Tumor ini disebut sistosarkoma filodes, sebuah nama yang diperolehnya lebih dari 150 tahun
yang lalu, yang ditemukan oleh seorang ilmuwan Jerman bernama Johannes Muller pada
tahun 1838. Nama itu jelas salah, karena di dalamnya tidak ditemukan kista (gelembung yang
mengandung cairan) dan juga bukan suatu sarkoma (keganasan). Meskipndemikian, memang
benar bahwa strukturnya berbentuk daun (phyllon = daun). Masalahnya, tumor paydara ini
biasanya tumbuh cepat, terkadang jinak, terkadang di batas antara jinak dan ganas dan
terkadang ganas.

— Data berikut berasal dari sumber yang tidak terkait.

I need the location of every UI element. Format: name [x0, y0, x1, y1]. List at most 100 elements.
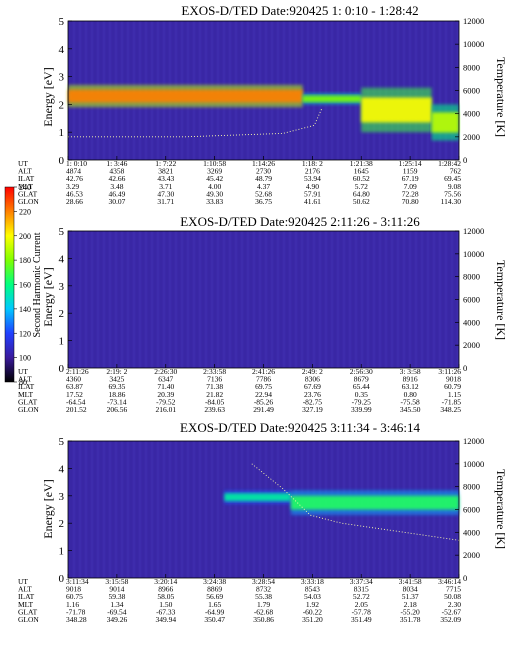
orbit-cell: 51.37: [402, 592, 419, 601]
orbit-row-label: MLT: [18, 600, 34, 609]
orbit-cell: 3:33:18: [301, 577, 324, 586]
orbit-cell: 18.86: [108, 390, 125, 399]
orbit-cell: 23.76: [304, 390, 321, 399]
panel-1-y2label: Temperature [K]: [494, 57, 505, 137]
spectral-band-core: [431, 112, 459, 133]
orbit-cell: 3.29: [66, 182, 79, 191]
orbit-row-label: ALT: [18, 585, 32, 594]
energy-tick-label: 5: [59, 436, 65, 448]
temperature-tick-label: 10000: [463, 39, 484, 49]
orbit-cell: 4.00: [208, 182, 221, 191]
orbit-row-label: ILAT: [18, 592, 35, 601]
orbit-cell: 70.80: [402, 197, 419, 206]
orbit-cell: 42.76: [66, 174, 83, 183]
orbit-cell: 1:21:38: [350, 159, 373, 168]
orbit-row-label: UT: [18, 367, 28, 376]
orbit-cell: 0.35: [355, 390, 368, 399]
orbit-cell: 71.40: [157, 382, 174, 391]
orbit-row-label: GLAT: [18, 189, 38, 198]
panel-2: EXOS-D/TED Date:920425 2:11:26 - 3:11:26…: [18, 214, 505, 414]
colorbar-ticks: 80 100 120 140 160 180 200 220 240: [14, 183, 31, 387]
orbit-cell: 3:20:14: [154, 577, 177, 586]
energy-tick-label: 4: [59, 253, 65, 265]
orbit-row-label: UT: [18, 159, 28, 168]
orbit-row-label: GLAT: [18, 607, 38, 616]
orbit-cell: 350.86: [253, 615, 274, 624]
orbit-cell: -64.99: [205, 607, 225, 616]
panel-3-plot: 0 1 2 3 4 5 0 2000 4000 6000 8000 10000 12000: [59, 436, 485, 585]
orbit-cell: -71.78: [66, 607, 86, 616]
orbit-cell: 46.49: [108, 189, 125, 198]
orbit-cell: -85.26: [254, 397, 274, 406]
energy-tick-label: 1: [59, 546, 65, 558]
temperature-tick-label: 8000: [463, 272, 480, 282]
temperature-tick-label: 2000: [463, 132, 480, 142]
orbit-cell: 8034: [403, 585, 418, 594]
orbit-cell: 8869: [207, 585, 222, 594]
panel-2-title: EXOS-D/TED Date:920425 2:11:26 - 3:11:26: [180, 214, 420, 229]
plot-noise: [68, 231, 459, 368]
orbit-cell: -57.78: [352, 607, 372, 616]
orbit-cell: -52.67: [442, 607, 462, 616]
orbit-cell: 3.71: [159, 182, 172, 191]
energy-tick-label: 0: [59, 363, 65, 375]
panel-1: EXOS-D/TED Date:920425 1: 0:10 - 1:28:42…: [18, 3, 505, 206]
panel-1-plot: 0 1 2 3 4 5 0 2000 4000 6000 8000 10000 12000: [59, 16, 485, 167]
orbit-cell: 7786: [256, 375, 271, 384]
energy-tick-label: 1: [59, 127, 65, 139]
orbit-cell: 3:24:38: [203, 577, 226, 586]
orbit-cell: 2:33:58: [203, 367, 226, 376]
orbit-cell: 1: 3:46: [106, 159, 127, 168]
orbit-cell: 114.30: [441, 197, 462, 206]
orbit-cell: 75.56: [444, 189, 461, 198]
orbit-cell: 4358: [109, 167, 124, 176]
orbit-row-label: GLON: [18, 197, 39, 206]
colorbar-tick-label: 240: [19, 183, 31, 192]
orbit-cell: -75.58: [400, 397, 420, 406]
orbit-cell: 65.44: [353, 382, 370, 391]
orbit-cell: 71.38: [206, 382, 223, 391]
orbit-cell: 8966: [158, 585, 173, 594]
orbit-cell: -60.22: [303, 607, 323, 616]
orbit-row-label: MLT: [18, 182, 34, 191]
orbit-cell: 3:11:34: [66, 577, 89, 586]
orbit-cell: 43.43: [157, 174, 174, 183]
temperature-tick-label: 12000: [463, 436, 484, 446]
orbit-cell: 2.30: [448, 600, 461, 609]
orbit-cell: 348.25: [440, 405, 461, 414]
orbit-row-label: GLON: [18, 405, 39, 414]
orbit-cell: -79.25: [352, 397, 372, 406]
orbit-cell: 349.94: [155, 615, 176, 624]
orbit-cell: 8732: [256, 585, 271, 594]
temperature-tick-label: 4000: [463, 109, 480, 119]
colorbar-label: Second Harmonic Current: [32, 232, 43, 337]
energy-tick-label: 4: [59, 44, 65, 56]
orbit-cell: 1:25:14: [399, 159, 422, 168]
orbit-cell: 2.05: [355, 600, 368, 609]
spectral-band-core: [290, 495, 459, 510]
colorbar: 80 100 120 140 160 180 200 220 240 Second Harmon…: [4, 183, 43, 387]
panel-1-title: EXOS-D/TED Date:920425 1: 0:10 - 1:28:42: [181, 3, 418, 18]
orbit-cell: 3821: [158, 167, 173, 176]
spectral-band-core: [302, 95, 362, 102]
orbit-cell: 2:41:26: [252, 367, 275, 376]
orbit-cell: 1:18: 2: [302, 159, 323, 168]
orbit-cell: 72.28: [402, 189, 419, 198]
temperature-tick-label: 8000: [463, 482, 480, 492]
orbit-cell: -73.14: [107, 397, 127, 406]
orbit-cell: 58.05: [157, 592, 174, 601]
spectral-band-core: [361, 97, 432, 123]
orbit-cell: -64.54: [66, 397, 86, 406]
orbit-cell: -79.52: [156, 397, 176, 406]
orbit-row-label: MLT: [18, 390, 34, 399]
colorbar-tick-label: 200: [19, 232, 31, 241]
orbit-cell: 63.87: [66, 382, 83, 391]
orbit-cell: 3425: [109, 375, 124, 384]
orbit-cell: 60.75: [66, 592, 83, 601]
orbit-cell: 67.69: [304, 382, 321, 391]
orbit-cell: 3:11:26: [438, 367, 461, 376]
temperature-tick-label: 8000: [463, 62, 480, 72]
orbit-cell: 42.66: [108, 174, 125, 183]
orbit-cell: 17.52: [66, 390, 83, 399]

Untuk pemeriksaan ini seluruh tumor diperlukan, karena di berbagai tempat
pada bengkak tersebut, dapat terletak berbagai macam jaringan. Jadi, hanya dapat diatasi
dengan membuang seluruh tumor.

2. Gambaran klinik
Tumor ini bentuknya bulat atau lonjong dengan batas yang tegas dan dapat digerakkan
(mobil). Konsistensi tumor filodes ini ada bagian yang kistik dan padat seperti karet, tidak
melekat pada kulit dan oto pectoralis serta permukaan kulit yang tegang dan mengkilat.
3. Etiologi
Tumor ini bias berasal dari fibroadenoma selular yang telah ada dan sekarang telah
mengandung satu atau lebih komponen asal measenkima. Diferensiasi dari fibroadenoma
didasarkan atas lebih besarnya derajat selularitas stroma, pleomorfisme selular, inti
hiperkromatikdan gambaran mitosis dalam jumlah yang bermakna. Protrusio khas massa
polopoid stroma hiperplastik ke dalam kanalikuli yang tertekan menghasilkan penampilan
seperti daun yang menggambarkan istilah filodes.
4. Tata Laksana
Lesi yang menempati sebagian besar payudara terbaik ditata laksan dengan mastektomi total.
Karena kelenjar limfe jarang terlibat, maka tidak perlu dilakukan pengangkatan kelenjar
limfe. Lesi kecil dapat ditata laksana dengan eksisi lokal. Tindakan lebih radikal tidak
dibenarkan, karena neoplasma ini bersifat sebagai sarkoma jaringan lunak ringan ketimbang
suatu karsinoma yang berasal dari kelenjar.

BAB III
PENUTUP

3.1 Kesimpulan
Dari pembahasan diatas dapat disimpulkan bahwa fibroadenoma dan cyctosarcoma phyilodes
merupakan penyakit yang mengenai payudara wanita.